В прыжке господь, вздыхающий Акелла,
пытается почистить старый диск
формата G, как мягкий помидор,
кровоточащий ласкаво от ласки.
Стрекочет муха монотонный пасквиль
на безпаучье слишком тонких штор.
На безпастушье сонная свинья
жуёт сирень ногтей и мониторный
стрихнин словес из ящика Пандоры,
которая у каждого своя.
Свинье – сопливо.
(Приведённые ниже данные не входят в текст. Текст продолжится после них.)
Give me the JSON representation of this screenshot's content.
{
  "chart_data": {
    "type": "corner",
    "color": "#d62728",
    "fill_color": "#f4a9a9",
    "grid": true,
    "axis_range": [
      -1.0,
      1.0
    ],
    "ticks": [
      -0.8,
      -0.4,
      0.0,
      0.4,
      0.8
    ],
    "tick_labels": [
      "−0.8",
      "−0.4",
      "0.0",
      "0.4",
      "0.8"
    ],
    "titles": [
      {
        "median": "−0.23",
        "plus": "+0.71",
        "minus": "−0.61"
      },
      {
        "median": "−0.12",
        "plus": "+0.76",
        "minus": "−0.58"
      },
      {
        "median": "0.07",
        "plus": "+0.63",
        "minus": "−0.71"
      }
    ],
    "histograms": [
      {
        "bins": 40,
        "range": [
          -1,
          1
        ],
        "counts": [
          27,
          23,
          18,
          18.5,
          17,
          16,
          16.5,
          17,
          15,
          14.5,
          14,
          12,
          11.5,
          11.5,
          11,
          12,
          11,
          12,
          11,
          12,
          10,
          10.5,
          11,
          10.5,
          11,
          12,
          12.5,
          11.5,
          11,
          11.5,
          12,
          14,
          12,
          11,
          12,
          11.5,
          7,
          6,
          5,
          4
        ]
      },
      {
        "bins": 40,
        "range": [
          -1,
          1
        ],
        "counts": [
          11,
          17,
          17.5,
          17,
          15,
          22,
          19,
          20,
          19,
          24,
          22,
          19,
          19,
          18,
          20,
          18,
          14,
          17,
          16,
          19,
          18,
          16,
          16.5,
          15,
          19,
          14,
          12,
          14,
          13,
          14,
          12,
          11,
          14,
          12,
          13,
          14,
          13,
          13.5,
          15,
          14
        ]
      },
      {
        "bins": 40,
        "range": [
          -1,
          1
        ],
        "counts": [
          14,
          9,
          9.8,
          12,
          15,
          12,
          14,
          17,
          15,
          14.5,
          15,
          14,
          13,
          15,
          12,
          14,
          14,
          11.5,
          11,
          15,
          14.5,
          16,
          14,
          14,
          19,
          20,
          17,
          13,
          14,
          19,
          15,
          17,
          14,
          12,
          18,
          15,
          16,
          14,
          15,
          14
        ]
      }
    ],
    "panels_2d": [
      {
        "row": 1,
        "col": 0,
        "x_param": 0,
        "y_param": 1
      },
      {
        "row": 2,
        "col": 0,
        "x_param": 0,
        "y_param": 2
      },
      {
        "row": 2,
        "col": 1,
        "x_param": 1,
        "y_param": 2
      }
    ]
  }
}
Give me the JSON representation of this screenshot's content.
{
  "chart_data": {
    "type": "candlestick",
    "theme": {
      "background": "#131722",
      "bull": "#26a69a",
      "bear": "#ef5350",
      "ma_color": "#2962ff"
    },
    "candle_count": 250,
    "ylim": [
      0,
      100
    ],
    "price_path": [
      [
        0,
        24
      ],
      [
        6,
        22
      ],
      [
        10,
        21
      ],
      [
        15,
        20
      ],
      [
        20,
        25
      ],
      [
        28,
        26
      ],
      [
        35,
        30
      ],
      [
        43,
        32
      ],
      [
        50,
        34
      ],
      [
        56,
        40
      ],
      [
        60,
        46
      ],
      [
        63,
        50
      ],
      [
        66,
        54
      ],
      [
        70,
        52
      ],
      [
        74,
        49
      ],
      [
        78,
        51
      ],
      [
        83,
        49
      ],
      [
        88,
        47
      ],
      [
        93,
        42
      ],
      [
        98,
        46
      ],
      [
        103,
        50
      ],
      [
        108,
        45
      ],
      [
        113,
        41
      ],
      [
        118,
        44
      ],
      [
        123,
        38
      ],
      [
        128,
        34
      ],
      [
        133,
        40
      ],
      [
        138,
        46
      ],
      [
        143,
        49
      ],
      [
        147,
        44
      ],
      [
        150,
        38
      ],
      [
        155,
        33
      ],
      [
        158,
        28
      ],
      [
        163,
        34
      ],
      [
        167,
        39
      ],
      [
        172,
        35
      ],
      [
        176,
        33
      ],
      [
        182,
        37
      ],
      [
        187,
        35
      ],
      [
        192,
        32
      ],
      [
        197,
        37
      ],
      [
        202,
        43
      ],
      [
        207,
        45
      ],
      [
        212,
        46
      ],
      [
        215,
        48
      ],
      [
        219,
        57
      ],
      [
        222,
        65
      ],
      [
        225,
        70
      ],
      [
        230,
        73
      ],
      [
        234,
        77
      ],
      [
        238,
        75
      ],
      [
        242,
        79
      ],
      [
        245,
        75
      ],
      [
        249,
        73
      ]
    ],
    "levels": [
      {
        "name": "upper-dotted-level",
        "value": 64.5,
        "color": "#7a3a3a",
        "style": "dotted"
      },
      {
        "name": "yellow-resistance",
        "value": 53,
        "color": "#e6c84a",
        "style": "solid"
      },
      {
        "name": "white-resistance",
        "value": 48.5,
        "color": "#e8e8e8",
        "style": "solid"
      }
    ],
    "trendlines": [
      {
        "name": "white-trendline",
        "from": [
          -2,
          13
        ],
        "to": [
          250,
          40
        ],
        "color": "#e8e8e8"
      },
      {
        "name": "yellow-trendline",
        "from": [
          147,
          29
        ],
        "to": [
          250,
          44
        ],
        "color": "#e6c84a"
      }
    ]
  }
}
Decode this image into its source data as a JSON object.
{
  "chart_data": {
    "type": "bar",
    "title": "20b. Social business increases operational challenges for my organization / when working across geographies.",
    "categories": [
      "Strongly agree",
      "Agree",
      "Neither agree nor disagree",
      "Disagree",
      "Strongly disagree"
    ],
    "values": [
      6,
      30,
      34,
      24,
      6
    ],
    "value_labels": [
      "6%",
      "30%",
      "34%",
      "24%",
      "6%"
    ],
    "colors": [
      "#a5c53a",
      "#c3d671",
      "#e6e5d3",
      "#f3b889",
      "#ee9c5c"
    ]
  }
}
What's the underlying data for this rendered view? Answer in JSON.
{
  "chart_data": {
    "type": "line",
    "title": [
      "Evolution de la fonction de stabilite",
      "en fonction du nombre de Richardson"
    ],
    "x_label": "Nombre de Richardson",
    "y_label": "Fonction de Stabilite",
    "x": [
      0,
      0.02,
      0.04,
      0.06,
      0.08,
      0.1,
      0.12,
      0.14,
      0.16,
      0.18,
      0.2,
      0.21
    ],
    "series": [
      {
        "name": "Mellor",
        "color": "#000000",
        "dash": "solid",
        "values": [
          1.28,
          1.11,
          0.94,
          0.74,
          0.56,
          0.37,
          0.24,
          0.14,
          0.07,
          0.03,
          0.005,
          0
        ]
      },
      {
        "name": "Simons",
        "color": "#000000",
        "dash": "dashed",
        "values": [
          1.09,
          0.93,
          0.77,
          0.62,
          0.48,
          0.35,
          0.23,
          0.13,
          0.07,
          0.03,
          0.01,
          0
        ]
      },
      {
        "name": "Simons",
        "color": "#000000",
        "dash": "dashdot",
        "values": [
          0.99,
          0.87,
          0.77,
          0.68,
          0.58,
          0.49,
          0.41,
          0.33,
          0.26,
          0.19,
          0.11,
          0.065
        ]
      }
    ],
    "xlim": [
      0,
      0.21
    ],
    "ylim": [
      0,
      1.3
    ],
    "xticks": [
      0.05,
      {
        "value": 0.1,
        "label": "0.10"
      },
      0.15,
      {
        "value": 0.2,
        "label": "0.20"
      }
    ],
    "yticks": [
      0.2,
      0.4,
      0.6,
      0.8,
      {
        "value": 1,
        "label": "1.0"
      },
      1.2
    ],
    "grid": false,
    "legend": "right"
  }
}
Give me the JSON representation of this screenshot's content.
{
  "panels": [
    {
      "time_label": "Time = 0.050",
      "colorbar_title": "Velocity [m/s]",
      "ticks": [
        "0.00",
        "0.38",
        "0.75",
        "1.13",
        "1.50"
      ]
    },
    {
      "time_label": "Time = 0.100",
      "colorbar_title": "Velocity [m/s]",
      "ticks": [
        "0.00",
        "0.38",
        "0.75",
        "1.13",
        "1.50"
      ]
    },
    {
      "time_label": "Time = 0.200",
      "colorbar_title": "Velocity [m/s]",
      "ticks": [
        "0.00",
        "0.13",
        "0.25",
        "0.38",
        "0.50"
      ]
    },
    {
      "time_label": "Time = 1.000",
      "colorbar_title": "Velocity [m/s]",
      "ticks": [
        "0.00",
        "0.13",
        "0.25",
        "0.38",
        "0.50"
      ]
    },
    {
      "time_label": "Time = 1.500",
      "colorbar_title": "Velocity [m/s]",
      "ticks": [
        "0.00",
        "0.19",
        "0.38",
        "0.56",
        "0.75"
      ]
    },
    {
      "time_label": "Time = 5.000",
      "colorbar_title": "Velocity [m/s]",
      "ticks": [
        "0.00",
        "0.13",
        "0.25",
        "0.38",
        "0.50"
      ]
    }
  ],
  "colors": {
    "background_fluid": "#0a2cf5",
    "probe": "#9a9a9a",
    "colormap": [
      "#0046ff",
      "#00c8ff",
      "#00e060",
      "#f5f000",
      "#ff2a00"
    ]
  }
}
Матрице – смешно.
Пандоре – до щекотного тревожно.
Акелла говорит: «какого рожна»
и сеет рожь над пропастью сплошной
прихлевной хатки, где стоит пивной
будильник, гугльтоковый вставальник,
где спит лицо без паспорта в двухспальной
кормушке, где, как пьяный постовой,
часы несут кадабру, абру и
мигрень от стука невходящих в вечность
векоминут, ссутуленные плечи
сутулящие больше…
Встать.
Отбрить
незримых собеседников. «Кис-кис»
сонливости зажать, как долг соседу.
Костюм лица, безжалостно рассветом
записанный на неформатный диск,
стереть пилюлей антисвинства…
Но
не-гриппа штамм кривляется в копилке
подкожной.
Хмель – во лбу.
Сирень – в бутылке.
И тихий шёпот ктулху за спиной…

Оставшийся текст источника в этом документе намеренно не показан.